El conflicto diplomático entre Estados Unidos y Colombia, si bien superado en pocas horas, revela hasta dónde puede llegar la política anti migratoria del presidente Donald Trump.
Este domingo, el mandatario colombiano, Gustavo Petro, no autorizó el aterrizaje en su territorio de dos aviones norteamericanos repletos de migrantes deportados, mientras no reciban un “trato digno”.
De inmediato, Trump hizo sentir su mano dura, anunciada tras ganar las elecciones, a quien se oponga a los intereses geopolíticos de su país, de sus políticas intransigentes: aplicar mayores aranceles, una especie de castigo financiero.

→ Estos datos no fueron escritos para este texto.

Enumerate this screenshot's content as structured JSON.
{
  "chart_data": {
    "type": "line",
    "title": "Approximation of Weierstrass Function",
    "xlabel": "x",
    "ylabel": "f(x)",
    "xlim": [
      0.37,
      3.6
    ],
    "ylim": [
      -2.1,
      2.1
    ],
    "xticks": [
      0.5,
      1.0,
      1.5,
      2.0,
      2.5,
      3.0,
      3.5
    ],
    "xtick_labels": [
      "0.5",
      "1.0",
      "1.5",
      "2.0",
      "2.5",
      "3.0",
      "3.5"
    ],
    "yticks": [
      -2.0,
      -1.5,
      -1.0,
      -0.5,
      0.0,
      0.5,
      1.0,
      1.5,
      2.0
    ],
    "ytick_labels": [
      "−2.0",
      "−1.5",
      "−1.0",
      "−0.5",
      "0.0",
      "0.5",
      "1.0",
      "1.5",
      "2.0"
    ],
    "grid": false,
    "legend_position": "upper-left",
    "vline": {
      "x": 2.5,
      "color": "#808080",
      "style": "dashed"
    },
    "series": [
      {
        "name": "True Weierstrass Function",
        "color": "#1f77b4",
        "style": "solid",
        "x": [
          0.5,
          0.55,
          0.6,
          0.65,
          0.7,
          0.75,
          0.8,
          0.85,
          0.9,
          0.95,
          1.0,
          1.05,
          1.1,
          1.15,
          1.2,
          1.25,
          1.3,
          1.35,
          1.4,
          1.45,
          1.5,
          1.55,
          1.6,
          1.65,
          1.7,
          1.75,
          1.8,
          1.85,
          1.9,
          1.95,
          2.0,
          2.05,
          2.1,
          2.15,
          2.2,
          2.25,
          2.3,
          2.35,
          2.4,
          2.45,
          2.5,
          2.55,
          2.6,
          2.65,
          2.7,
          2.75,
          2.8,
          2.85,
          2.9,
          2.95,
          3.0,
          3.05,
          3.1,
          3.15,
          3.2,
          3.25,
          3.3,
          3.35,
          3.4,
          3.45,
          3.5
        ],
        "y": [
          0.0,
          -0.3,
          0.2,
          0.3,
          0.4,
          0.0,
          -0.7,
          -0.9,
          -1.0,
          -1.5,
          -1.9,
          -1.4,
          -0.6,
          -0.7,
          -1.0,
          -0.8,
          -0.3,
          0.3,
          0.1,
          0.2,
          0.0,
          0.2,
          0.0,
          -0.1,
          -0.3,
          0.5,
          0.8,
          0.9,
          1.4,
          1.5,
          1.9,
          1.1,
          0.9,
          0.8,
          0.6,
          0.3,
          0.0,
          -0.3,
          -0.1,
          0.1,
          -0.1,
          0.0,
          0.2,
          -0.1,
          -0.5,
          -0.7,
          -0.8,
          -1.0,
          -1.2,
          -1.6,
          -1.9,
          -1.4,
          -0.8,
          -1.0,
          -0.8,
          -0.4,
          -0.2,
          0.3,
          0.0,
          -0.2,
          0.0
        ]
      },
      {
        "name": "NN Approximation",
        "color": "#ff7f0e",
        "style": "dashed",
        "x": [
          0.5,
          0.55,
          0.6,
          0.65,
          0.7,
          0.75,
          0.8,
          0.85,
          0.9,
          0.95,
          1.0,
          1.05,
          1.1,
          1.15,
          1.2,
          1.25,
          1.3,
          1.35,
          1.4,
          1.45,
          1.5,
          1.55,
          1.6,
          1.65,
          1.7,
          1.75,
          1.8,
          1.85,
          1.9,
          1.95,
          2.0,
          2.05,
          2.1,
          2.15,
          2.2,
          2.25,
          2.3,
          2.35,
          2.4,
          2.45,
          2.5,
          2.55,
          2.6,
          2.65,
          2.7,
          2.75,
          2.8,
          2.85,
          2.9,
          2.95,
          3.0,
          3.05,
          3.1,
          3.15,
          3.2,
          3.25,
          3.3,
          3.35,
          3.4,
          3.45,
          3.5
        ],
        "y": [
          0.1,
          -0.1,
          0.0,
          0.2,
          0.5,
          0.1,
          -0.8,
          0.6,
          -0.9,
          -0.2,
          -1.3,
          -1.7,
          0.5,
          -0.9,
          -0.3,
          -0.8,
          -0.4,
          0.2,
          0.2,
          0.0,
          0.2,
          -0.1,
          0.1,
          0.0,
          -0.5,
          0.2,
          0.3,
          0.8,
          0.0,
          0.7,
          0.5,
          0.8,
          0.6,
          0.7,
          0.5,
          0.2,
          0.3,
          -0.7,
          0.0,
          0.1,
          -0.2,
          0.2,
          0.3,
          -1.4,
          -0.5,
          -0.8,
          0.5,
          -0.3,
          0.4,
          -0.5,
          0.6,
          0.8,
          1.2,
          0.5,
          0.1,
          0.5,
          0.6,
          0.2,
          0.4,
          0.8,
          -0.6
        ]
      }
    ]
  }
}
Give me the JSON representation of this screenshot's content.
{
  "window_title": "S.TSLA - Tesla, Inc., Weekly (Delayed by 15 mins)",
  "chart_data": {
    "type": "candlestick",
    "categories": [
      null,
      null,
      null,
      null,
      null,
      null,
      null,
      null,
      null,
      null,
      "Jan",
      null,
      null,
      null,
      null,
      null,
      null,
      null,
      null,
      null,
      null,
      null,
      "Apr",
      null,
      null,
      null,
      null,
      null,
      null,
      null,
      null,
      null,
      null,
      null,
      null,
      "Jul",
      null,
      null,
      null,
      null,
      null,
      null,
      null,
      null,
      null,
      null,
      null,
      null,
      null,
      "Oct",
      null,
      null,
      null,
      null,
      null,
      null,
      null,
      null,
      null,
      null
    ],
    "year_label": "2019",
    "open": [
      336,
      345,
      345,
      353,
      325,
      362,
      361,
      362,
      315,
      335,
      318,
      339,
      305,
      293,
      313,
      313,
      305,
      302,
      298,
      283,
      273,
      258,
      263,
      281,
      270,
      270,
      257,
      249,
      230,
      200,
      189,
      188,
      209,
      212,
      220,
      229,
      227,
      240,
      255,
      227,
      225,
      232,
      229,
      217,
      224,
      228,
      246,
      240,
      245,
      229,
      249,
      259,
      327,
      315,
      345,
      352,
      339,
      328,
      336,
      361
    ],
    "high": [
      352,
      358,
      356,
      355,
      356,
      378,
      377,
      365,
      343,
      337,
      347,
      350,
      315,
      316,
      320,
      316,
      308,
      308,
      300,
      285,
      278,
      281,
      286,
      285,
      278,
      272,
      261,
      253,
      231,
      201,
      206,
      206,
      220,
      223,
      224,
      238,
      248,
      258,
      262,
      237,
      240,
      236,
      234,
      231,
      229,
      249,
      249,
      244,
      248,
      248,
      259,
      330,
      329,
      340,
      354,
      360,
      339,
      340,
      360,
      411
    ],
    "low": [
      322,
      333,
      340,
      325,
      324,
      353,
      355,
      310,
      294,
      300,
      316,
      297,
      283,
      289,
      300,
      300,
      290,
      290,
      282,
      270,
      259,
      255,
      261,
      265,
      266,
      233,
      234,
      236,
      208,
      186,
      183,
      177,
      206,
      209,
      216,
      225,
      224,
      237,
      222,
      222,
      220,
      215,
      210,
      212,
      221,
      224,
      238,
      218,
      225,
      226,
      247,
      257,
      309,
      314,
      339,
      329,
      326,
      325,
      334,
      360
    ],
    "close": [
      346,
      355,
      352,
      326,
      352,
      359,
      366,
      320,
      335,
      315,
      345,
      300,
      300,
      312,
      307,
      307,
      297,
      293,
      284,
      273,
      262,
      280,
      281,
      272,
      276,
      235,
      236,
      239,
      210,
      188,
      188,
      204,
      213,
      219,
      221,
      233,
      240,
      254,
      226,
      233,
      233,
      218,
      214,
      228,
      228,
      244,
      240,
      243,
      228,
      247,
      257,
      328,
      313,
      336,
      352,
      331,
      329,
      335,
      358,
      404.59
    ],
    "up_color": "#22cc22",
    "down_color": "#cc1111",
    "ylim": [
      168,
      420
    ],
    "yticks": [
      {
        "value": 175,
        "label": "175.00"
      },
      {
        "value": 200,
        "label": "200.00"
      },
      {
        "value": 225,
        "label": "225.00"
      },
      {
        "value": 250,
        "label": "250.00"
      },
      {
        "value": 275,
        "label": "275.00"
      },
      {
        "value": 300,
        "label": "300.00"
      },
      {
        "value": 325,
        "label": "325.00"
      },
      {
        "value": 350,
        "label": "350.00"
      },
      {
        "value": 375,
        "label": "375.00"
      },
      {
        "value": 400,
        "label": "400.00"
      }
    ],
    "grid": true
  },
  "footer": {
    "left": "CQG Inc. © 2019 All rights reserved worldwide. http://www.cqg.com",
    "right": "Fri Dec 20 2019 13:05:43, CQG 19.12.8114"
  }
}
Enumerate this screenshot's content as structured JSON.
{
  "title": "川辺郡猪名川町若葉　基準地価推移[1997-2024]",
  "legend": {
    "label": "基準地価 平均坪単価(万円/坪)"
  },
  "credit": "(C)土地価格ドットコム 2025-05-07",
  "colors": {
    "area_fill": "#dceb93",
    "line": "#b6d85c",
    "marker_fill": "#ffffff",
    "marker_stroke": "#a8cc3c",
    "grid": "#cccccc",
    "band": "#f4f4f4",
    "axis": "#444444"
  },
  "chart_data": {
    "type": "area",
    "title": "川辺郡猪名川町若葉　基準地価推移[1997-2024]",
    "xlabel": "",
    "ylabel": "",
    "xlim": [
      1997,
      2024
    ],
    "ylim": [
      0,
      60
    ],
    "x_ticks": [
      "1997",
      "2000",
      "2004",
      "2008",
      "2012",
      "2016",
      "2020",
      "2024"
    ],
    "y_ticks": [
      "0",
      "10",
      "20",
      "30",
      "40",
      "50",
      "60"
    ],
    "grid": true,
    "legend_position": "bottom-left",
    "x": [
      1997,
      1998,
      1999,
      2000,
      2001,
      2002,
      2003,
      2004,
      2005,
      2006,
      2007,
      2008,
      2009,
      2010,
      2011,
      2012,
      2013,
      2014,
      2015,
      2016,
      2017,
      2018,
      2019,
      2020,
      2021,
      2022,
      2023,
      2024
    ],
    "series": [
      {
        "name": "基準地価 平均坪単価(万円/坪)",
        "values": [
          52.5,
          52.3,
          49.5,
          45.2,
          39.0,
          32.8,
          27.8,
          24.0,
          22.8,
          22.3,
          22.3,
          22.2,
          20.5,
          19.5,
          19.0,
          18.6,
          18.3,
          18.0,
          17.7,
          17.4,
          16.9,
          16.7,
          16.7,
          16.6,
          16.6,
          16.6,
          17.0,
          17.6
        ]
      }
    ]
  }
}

Desde Colombia, varios políticos de oposición a Petro, sobre todo el sector empresarial, le cuestionaron. El aumento de los aranceles a los productos exportables, en especial el café, implicaba un desmoronamiento de incalculables consecuencias.
El asunto caló honda preocupación en la región; pues la presidencia de la Comunidad de Estados Latinoamericanos y Caribeños (Celac) convocó a sus estados miembros a una reunión extraordinaria.
Horas después del desplante, Petro retrocedió y aceptó, sin restricciones, la decisión de EE. UU., esto es, la deportación de migrantes colombianos en condiciones de irregularidad o de haber contravenido las leyes norteamericanas.
Además, guste o no, son decisiones soberanas de cada nación; y Colombia no es el único país parte de la lista negra del gobierno de Trump.
Sin embargo, lo de Trump no deja de ser una política migratoria, en cuanto a los “ilegales”, anclada al chantaje, al sometimiento, incluso de cierto coloniaje.
El gobierno del Ecuador debe prever la eventual llegada, en lo posterior, de los deportados desde EE. UU., desde sus países vecinos, en especial de aquellos con un pasado criminal.
No deja de ser un riesgo inminente. Hay experiencias amargas tras la aplicación de la “ciudadanía universal”, otra de las novelerías constitucionales.